Dans la noblesse du gouvernement, Nicolas était estimé, mais pas aimé ; les intérêts de la noblesse l’occupaient peu : aussi passait-il pour fier aux yeux des uns, ou pour peu intelligent aux yeux des autres. Tant que durait l’été, il consacrait tout son temps à l’administration de ses biens. Quand venait l’automne, il chassait du matin au soir, et passait régulièrement l’hiver à inspecter les villages éloignés et surtout à lire des livres d’histoire, dont il achetait chaque année une certaine quantité. Il se composait de la sorte une bibliothèque sérieuse, et se posait comme règle de lire d’un bout à l’autre tout ce qu’il achetait. Ce fut d’abord une tâche ennuyeuse à remplir, mais qui devint peu à peu pour lui une occupation habituelle, à laquelle il finit par prendre un vif intérêt.

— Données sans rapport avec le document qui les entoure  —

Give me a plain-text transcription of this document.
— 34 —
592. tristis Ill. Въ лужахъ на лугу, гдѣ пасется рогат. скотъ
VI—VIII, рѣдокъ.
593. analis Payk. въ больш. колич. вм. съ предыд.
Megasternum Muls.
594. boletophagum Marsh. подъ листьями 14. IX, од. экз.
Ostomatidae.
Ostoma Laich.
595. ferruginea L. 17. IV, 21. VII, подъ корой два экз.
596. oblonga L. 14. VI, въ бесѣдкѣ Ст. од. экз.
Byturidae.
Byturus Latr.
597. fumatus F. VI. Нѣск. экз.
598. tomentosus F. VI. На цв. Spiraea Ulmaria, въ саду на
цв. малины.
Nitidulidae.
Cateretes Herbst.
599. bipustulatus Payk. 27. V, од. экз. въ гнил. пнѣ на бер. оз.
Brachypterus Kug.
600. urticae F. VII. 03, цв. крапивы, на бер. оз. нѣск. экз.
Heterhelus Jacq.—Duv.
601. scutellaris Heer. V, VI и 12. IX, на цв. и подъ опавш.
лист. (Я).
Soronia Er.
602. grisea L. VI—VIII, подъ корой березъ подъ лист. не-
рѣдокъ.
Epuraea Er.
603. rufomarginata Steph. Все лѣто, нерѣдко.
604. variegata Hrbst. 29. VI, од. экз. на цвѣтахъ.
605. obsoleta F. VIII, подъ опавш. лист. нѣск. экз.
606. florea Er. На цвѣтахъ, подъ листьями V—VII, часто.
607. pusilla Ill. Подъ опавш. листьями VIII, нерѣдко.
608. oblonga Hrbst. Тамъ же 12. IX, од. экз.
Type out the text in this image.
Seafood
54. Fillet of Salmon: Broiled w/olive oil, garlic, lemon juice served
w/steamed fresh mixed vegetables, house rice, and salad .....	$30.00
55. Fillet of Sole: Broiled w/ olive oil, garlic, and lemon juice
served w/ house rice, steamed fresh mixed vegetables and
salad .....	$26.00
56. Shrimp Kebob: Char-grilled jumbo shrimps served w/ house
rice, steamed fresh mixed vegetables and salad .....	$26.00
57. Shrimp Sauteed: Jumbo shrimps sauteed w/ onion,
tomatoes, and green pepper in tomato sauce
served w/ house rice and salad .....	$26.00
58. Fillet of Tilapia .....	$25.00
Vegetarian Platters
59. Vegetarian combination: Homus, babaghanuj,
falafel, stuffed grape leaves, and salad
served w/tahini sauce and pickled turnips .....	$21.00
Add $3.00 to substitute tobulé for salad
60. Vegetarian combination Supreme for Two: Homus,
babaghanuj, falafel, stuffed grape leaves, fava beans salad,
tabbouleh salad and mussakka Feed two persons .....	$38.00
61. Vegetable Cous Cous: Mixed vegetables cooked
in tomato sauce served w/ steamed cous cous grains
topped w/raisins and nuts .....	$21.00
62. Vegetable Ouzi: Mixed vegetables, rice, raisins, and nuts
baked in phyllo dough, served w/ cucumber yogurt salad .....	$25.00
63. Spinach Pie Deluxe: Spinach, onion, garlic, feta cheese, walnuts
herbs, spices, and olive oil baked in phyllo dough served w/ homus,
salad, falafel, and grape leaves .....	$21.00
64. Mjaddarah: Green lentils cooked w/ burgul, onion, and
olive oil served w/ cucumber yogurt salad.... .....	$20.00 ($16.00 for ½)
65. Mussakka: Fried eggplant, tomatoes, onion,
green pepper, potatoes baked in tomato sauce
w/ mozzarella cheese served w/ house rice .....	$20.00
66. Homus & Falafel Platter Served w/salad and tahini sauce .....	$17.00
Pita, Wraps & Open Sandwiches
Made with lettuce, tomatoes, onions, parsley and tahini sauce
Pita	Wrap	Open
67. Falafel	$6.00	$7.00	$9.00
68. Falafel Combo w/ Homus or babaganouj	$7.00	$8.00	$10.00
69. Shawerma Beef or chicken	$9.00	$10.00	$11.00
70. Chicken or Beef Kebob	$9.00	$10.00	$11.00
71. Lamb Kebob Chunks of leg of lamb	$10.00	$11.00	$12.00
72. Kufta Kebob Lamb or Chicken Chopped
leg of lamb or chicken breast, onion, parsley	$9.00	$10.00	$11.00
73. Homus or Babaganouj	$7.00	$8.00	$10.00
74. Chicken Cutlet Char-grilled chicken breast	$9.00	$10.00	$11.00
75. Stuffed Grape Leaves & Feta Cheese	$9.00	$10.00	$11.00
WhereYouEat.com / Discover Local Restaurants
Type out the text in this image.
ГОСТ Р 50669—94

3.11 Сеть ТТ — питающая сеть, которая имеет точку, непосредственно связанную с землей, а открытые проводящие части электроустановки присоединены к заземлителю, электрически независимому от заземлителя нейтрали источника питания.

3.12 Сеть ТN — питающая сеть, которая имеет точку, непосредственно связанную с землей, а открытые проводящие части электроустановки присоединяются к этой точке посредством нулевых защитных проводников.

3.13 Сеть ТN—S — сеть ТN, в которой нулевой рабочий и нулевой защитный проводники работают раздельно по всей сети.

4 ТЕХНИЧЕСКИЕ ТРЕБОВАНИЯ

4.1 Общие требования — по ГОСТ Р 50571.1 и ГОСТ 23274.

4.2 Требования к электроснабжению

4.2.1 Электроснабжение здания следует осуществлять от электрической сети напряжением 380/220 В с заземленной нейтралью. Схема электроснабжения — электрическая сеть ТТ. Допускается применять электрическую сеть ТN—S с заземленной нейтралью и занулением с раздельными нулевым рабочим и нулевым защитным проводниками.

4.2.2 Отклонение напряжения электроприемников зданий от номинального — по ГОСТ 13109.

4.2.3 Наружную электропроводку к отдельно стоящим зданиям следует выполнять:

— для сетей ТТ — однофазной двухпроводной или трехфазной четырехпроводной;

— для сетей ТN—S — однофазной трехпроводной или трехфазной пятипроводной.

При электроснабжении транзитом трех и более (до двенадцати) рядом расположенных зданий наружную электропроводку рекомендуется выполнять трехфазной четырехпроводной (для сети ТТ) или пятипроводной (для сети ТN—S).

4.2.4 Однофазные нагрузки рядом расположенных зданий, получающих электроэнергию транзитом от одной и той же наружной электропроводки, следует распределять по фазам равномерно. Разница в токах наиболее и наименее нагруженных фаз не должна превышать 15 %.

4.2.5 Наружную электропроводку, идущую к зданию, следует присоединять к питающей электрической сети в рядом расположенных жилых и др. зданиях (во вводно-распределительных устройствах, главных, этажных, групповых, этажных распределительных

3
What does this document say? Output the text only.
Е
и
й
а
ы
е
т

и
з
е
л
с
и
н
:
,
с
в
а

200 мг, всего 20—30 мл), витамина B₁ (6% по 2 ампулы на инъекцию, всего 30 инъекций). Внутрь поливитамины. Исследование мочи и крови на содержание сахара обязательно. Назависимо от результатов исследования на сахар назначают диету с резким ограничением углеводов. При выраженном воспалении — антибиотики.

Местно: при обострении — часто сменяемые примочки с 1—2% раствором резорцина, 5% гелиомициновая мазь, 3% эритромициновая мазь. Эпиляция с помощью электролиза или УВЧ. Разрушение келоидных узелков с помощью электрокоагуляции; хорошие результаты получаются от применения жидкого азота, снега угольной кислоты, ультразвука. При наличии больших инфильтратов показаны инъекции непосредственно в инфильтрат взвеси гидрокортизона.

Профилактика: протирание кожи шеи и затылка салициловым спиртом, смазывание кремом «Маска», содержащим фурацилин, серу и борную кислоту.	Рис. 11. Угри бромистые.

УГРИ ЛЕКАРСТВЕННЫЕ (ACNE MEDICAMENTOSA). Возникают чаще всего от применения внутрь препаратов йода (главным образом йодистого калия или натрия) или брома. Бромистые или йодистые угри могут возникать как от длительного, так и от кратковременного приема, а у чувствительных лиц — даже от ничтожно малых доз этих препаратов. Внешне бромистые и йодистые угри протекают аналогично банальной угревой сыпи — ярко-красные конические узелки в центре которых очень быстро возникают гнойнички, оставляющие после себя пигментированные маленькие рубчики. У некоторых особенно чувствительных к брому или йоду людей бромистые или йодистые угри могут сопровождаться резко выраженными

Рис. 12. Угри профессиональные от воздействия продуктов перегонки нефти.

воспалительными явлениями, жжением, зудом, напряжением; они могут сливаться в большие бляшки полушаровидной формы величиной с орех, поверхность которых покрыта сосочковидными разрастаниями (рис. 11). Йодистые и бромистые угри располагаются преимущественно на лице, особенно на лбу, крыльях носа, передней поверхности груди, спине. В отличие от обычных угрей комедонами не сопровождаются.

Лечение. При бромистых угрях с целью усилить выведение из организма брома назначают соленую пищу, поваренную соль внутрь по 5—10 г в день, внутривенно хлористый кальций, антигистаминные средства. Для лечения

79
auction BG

Comme il restait l’hiver presque toujours à la maison, il entrait dans les moindres détails de la vie de famille, et, son union avec sa femme devenant de plus en plus intime, il découvrait tous les jours en elle de nouveaux trésors de tendresse et d’intelligence. Avant leur mariage, Nicolas, s’accusant lui-même et rendant justice à la conduite de Sonia, avait tout raconté à la princesse Marie, en la priant d’être bonne et affectueuse pour sa cousine. La femme comprit la faute de son mari, s’imagina que sa fortune avait influencé son choix, se sentit mal à l’aise devant Sonia et, ne pouvant rien lui reprocher, fit tout son possible pour l’aimer ; mais elle ne put y parvenir, et parfois elle se sentait animée de mauvais sentiments à son égard. Elle en fit un jour la confession à Natacha, en se reprochant son injustice.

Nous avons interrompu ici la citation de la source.